Check this website out: http://silencertests.com/

Clear Dark is right about the $200. ATF stamp and class III dealers. There is one class III dealer here in ND. I've personally shot a Rem700 in 308 with factory ammo and it sounds like a 22LR going off. really easy on the ears. The suppressor was a AWC Thundertrap. They run around a grand. THey are even more quiet with subsonic ammo. They area a good thing. I'm not sure if they are legal for hunting in ND though, would be great.
xdeano


----------



## cooner_jeff (Oct 16, 2005)

i am from michigan. its a pretty far-fetched idea, but i had thought about making one for my 17hmr for novelty and hunting. we tried to look up some diagrams and homemade options and tried making some. made a difference, but it doesn't look like we can go into manufacturing them in the barn. still would like to have one.


----------



## Militant_Tiger (Feb 23, 2004)

Did you miss the illegal part?

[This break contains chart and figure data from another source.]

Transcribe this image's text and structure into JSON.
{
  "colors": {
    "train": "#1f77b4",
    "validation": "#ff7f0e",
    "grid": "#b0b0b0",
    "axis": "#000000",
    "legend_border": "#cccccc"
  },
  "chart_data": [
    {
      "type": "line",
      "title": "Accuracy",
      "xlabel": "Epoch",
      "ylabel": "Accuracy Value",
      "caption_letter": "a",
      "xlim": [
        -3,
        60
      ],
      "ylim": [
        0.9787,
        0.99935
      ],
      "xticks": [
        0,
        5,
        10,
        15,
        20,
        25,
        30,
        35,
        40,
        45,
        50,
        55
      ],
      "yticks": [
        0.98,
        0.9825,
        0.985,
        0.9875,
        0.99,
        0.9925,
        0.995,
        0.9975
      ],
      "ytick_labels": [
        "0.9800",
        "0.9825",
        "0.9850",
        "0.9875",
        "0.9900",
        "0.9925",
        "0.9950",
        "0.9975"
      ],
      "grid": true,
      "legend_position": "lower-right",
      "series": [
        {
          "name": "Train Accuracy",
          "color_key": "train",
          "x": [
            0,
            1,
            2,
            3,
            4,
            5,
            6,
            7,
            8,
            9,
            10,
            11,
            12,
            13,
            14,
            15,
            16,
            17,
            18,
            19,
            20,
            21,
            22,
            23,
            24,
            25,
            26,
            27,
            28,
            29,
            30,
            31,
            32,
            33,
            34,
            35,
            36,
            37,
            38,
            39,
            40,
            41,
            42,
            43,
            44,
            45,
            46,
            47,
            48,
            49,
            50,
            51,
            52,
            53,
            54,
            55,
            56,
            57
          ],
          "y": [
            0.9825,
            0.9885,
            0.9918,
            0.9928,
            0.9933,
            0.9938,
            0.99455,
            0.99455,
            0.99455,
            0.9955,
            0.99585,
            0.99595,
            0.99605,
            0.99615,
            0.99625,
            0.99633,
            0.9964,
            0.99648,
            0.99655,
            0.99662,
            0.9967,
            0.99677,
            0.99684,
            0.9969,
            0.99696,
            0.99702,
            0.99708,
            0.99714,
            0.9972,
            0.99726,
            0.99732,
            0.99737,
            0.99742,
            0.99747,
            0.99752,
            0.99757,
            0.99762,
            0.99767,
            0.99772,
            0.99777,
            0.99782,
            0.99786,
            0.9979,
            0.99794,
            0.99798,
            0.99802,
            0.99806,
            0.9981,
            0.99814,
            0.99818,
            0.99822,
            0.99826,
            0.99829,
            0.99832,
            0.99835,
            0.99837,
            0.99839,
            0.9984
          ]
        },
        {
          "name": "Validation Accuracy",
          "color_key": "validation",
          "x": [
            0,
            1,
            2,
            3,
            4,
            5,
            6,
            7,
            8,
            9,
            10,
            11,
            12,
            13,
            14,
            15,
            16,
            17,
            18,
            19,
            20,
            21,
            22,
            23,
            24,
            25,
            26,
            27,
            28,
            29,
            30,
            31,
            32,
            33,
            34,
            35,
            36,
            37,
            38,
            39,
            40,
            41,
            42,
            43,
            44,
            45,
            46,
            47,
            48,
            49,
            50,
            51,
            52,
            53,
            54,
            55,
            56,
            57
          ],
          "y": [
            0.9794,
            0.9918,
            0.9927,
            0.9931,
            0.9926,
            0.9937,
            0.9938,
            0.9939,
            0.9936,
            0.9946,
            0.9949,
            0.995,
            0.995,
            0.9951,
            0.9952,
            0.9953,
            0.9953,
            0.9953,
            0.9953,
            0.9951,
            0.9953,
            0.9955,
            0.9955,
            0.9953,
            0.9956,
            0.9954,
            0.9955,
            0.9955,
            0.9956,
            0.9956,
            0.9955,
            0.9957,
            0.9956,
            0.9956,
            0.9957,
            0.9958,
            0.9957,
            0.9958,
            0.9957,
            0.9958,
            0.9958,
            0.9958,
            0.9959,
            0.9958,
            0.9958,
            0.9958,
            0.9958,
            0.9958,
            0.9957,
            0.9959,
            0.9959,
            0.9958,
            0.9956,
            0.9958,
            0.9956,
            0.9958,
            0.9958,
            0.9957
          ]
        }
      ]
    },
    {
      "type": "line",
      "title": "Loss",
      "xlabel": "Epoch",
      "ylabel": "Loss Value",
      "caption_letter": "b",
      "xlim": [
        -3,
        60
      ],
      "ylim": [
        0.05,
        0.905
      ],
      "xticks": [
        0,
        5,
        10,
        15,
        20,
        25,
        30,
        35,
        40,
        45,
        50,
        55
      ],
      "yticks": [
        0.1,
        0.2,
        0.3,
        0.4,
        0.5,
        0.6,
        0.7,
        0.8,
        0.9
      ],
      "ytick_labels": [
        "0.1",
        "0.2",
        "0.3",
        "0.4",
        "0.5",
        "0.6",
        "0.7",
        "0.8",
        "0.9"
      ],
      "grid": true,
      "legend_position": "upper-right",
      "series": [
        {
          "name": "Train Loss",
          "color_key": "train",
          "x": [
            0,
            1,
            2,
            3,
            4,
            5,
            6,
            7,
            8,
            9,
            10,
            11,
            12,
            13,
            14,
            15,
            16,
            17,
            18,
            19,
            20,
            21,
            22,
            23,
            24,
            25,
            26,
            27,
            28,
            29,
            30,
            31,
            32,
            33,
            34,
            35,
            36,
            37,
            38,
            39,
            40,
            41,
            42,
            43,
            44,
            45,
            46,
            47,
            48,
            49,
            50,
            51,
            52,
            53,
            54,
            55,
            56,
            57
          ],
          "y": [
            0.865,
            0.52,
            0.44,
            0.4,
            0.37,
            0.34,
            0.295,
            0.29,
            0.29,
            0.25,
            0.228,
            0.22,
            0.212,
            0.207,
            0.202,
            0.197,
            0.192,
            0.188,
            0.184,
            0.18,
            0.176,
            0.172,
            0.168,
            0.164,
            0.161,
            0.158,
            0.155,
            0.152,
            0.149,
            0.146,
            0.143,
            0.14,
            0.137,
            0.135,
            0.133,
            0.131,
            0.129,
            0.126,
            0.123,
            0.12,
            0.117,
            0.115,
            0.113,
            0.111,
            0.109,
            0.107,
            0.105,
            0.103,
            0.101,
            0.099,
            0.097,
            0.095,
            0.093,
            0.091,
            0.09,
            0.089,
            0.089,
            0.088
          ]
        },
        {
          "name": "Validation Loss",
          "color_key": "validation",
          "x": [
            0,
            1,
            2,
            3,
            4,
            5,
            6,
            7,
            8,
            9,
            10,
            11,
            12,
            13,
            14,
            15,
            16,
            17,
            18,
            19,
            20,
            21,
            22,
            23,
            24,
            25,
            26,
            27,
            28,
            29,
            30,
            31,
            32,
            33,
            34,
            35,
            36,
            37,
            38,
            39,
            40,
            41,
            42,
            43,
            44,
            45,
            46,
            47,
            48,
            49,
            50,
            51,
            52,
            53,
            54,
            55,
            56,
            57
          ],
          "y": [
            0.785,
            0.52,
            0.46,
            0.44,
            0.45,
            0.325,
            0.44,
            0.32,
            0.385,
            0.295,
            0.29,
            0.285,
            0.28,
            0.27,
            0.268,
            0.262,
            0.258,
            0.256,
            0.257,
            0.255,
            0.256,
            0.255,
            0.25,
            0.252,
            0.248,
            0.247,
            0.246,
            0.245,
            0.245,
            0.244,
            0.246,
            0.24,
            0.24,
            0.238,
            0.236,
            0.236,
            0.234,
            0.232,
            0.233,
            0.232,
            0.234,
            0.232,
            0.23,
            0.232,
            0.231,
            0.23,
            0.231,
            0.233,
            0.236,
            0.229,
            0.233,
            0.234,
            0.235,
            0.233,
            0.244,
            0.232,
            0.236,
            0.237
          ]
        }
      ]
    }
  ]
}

I wouldn't go admitting things like that, or doing things like that, considering it is 5 years in jail and a hefty fine.


----------



## marcus_rubbo (Dec 11, 2005)

haha


----------



## natemil373 (Dec 3, 2005)

Mr. Cooner-Meet Mr Militant_Tiger...


----------



## cooner_jeff (Oct 16, 2005)

i guess in MI some manufacturers can have them. a stupid silencer probably isn't the worst thing i've ever seen anyway.


----------